Today Vancouver is conceived as a monopolizable totality, everywhere placed in circulation for consumption and contemplation. Equally every square-inch of the urban center becomes privatized for Vancouver's capitalist class, the balance of forces veer in favor of profit, enjoyment, and the preservation of crisis. Beating with the mercurial blood of surplus value, the pulse of the urban center is tightly constricted past the developer-monopoly tourniquet — a tried, tested and truthful appliance of monopoly-backer evolution that equilibrates the terms of supply and need in club to keep housing prices impossibly loftier.


This slice was originally published in rabble.ca here

In the poorest urban neighbourhood in Canada, Vancouver's Downtown Eastside (DTES), gentrification has been on the movement for decades. Plotting these new developments on a map of the DTES and walking forth the at present unfamiliar streets reveals gentrification for what it is: a grade of structural violence.

Gentrification is the social, economic, and cultural transformation of a predominantly depression-income neighbourhood through the deliberate influx of upscale residential and commercial development. Encouraged past municipal development policies, economic incentives for investors, and the mythical pull of the creative city, urban land is purchased and developed at low price for middle course buyers. As urban theorist Neil Smith writes, "As a generalized urban strategy, gentrification weaves together the interests of city managers, developers and landlords, corporate employers and cultural and educational institutions."

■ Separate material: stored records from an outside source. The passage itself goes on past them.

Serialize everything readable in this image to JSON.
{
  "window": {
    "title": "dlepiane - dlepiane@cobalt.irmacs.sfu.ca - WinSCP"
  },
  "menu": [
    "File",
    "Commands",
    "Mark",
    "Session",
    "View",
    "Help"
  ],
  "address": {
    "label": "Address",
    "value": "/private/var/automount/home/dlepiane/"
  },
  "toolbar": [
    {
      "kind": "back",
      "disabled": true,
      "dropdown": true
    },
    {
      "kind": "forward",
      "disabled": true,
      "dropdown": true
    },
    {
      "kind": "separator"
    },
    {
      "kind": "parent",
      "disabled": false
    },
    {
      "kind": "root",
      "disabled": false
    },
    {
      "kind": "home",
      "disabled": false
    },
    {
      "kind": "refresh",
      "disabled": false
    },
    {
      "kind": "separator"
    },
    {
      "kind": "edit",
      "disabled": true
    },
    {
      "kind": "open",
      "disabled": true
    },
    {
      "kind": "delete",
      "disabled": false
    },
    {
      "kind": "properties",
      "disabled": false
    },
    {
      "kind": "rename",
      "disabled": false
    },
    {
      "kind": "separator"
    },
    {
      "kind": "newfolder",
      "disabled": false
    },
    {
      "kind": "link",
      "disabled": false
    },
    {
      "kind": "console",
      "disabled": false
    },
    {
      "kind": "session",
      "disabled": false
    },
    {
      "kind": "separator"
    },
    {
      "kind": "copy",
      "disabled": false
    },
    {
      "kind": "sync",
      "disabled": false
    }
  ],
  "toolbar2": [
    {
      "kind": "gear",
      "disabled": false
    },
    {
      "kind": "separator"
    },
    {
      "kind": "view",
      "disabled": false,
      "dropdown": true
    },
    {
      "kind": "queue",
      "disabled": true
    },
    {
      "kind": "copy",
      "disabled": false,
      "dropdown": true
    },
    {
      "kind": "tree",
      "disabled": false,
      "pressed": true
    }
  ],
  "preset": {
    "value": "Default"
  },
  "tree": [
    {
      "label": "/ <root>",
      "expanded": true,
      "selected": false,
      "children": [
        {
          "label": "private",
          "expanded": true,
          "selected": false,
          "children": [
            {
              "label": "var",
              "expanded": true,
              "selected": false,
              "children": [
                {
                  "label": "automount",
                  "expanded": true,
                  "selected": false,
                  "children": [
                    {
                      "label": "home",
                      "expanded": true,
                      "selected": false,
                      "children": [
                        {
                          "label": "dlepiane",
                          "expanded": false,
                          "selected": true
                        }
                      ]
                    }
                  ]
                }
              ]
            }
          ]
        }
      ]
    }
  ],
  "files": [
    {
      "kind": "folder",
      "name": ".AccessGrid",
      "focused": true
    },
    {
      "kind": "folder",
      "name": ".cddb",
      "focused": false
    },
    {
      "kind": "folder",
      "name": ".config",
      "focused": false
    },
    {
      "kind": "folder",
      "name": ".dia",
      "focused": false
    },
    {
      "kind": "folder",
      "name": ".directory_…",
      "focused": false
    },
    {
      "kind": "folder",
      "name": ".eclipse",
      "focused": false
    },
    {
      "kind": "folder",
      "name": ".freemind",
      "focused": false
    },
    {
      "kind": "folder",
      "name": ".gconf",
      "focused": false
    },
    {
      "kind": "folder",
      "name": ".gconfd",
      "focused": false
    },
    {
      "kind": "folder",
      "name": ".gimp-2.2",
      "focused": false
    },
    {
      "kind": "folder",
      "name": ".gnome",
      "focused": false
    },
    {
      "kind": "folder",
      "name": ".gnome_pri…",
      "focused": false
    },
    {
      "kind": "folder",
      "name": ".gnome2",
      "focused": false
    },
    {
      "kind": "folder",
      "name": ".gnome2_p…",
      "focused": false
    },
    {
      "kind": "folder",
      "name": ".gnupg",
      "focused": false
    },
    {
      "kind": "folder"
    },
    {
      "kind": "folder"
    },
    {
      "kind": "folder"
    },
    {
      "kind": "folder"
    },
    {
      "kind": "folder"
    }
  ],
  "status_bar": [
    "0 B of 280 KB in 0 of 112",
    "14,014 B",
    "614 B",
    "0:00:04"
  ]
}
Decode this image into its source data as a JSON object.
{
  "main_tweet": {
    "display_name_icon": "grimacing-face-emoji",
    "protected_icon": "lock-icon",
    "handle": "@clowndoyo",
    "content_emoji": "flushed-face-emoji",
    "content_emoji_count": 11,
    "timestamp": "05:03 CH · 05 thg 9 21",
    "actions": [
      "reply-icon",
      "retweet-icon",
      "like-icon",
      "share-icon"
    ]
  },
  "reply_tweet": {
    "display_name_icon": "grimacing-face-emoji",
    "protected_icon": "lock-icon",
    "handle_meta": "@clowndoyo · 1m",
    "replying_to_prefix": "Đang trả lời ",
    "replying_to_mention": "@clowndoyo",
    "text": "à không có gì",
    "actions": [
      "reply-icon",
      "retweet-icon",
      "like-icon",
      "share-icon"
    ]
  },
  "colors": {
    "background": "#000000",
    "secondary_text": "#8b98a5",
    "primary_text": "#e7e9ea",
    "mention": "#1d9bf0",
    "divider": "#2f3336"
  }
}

Despite pockets of low-income housing, the transformation of Gastown and Victory Square into a tourist destination with trendy restaurants and boutique shops is almost complete. On the western edge of the DTES is the massive mixed development at the old Woodward's site/squat with over 500 condos, SFU campus with an arts heart funded by notorious mining giant Goldcorp, and retail stores. This has set off a tidal wave of gentrification within a few blocks, with four new condo developments (Paris Annex, Paris Block, threescore W. Cordova, 21 Doors) and countless restaurants and confined, including those owned by barons Sean Heather (Irish gaelic Heather, Salty Tongue, Shebeen, Penn Bakeshop, Everything Café, Fetch Kiosk, Biting Tasting Room, Judas Goat) and Marc Brand (Diamond, Sharks and Hammers, Boneta, Sea Monstr Sushi, Save on Meats), over-priced coffee shops, and designer stores. In symbiotic fashion, retail stores and cultural sites proliferate alongside new housing, rendering the area more welcoming and familiar for wealthier consumers.